Avnet Seeks Global Growth

Stephen Wong, president of Avnet Electronics Marketing Asia, weighs in on the top-ranked distributor’s operations in China.

Avnet Seeks Global Growth

Stephen Wong, president of Avnet Electronics Marketing Asia, weighs in on the top-ranked distributor’s operations in China.

By Victoria Fraza Kickham, Distribution Editor, [email protected]

The road to economic recovery continues in 2014, as most electronics distributors report improving business conditions in their key end markets. Globalization is an ongoing theme, as many of them work to expand their reach, especially in Asia. Stephen Wong, president of Avnet Electronics Marketing Asia, points to the distributor’s ahead-of-the-curve thinking as a main reason for its success in adapting to China’s changing business climate. He talked about some of those issues in an interview with Global Purchasing earlier this year.

Global Purchasing: Are you seeing customer migration to inland China? And if so, what effect is it having on your business in the region?

Stephen Wong: Yes. This is a very obvious trend. Business migration to inner China is definite and is already happening in a big way.

As manufacturers—big or small—migrated into China, they first established in places most convenient: the coastal cities. After that, over the past 20 years, the cost of doing business in those places has risen tremendously; land price, labor, and other costs have become very expensive. [Those costs are] still lower than in the West, but more compared to inland China—specifically western and northern China.

We invested in this geographic [shift] way ahead of the curve. In fact, today we have more than 50 offices in Asia and we increase that every year. In China alone, we have over 30 locations … We invested not only in Shanghai and Beijing, but we invested in what we call “emerging cities.” We started doing this six or seven years ago, and that starts to pay off as more customers move inland.

So, this movement to inland China is playing into our hands.

Global Purchasing: What are local customers in Asia seeking from their distributor partners?

Wong: In general, the customer is looking for a supplier that is consistent in service and has a reasonable price. Those [customers] that are engaging in manufacturing services are looking for supply chain distributors like us. And for those OEM customers that involve R&D, besides supply chain services, they are looking for design support, which Avnet provides also. Customers also want distributors who see their business as a long-term [commitment]. They want a distributor that cares about them. That is there all the time. That is very important.
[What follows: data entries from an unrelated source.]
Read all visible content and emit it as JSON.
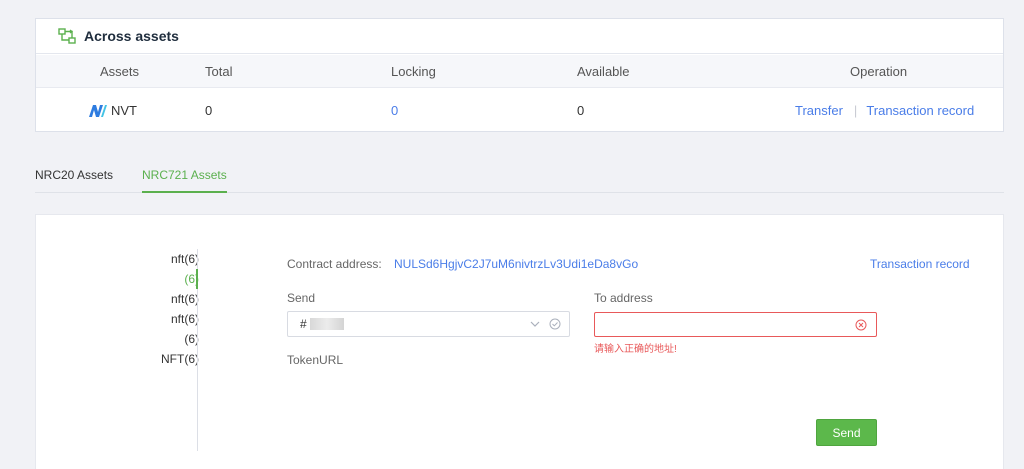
{
  "across_assets": {
    "title": "Across assets",
    "columns": [
      "Assets",
      "Total",
      "Locking",
      "Available",
      "Operation"
    ],
    "row": {
      "asset": "NVT",
      "total": "0",
      "locking": "0",
      "available": "0",
      "ops": [
        "Transfer",
        "|",
        "Transaction record"
      ]
    }
  },
  "tabs": [
    "NRC20 Assets",
    "NRC721 Assets"
  ],
  "active_tab": "NRC721 Assets",
  "nft_list": [
    "nft(6)",
    "(6)",
    "nft(6)",
    "nft(6)",
    "(6)",
    "NFT(6)"
  ],
  "active_nft_index": 1,
  "form": {
    "contract_label": "Contract address:",
    "contract_address": "NULSd6HgjvC2J7uM6nivtrzLv3Udi1eDa8vGo",
    "transaction_record": "Transaction record",
    "send_label": "Send",
    "send_value_prefix": "#",
    "to_label": "To address",
    "to_error": "请输入正确的地址!",
    "token_url_label": "TokenURL",
    "send_button": "Send"
  },
  "colors": {
    "accent_green": "#5bb04e",
    "link_blue": "#4a7de8",
    "error_red": "#e8595a"
  },
  "icons": {
    "across_assets": "cross-chain-icon",
    "nvt": "nuls-logo-icon",
    "dropdown": "chevron-down-icon",
    "valid": "check-circle-icon",
    "error": "error-circle-icon"
  }
}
Global Purchasing: Do you see a growing interest in purchasing from franchised or authorized distribution in this part of the world—as opposed to brokers and other, similar sources?

Wong: Customers in China are starting to become more and more sensitive [to this, and many are] demanding to purchase products from franchised distributors. The reason is, in the past China’s major advantage was being low cost. Now, they are trying to build an economy based more and more on domestic consumption and R&D . As these things become more important, [manufacturers] want [to ensure the quality of their] product and they insist on getting that product from franchised distributors for that reason.
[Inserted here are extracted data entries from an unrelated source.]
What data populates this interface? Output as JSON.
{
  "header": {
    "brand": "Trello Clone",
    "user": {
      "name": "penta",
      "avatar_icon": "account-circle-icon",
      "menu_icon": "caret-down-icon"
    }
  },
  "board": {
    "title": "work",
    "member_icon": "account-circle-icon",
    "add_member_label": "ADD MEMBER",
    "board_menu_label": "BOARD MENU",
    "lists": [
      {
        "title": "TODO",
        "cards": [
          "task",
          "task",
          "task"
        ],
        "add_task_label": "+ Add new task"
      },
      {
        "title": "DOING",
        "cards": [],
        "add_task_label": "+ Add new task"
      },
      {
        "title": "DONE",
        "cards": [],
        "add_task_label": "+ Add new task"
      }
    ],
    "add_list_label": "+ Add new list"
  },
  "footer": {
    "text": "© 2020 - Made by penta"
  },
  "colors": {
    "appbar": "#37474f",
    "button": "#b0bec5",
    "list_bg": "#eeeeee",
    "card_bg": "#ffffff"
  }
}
Global Purchasing: Compared to other regions, how do you expect business in Asia/Pacific to shape up this year?

Wong: For this year, 2014, if you look at it from a macro point of view, the world economy—being led by the United States—is recovering gradually and consistently. China is also under new leadership and is showing traction right now. All these are good things and point to a stable economy. I see brightness. I see great things. At the same time, I am also highly sensitive to changes.

Global Purchasing: How does this affect the way you approach the market?

Wong: We need to work hard in terms of servicing the customers, working with suppliers, and investing our resources, money, and time in the right place. I feel much better [about the economy] than [I did] six months ago. This year will be a good year.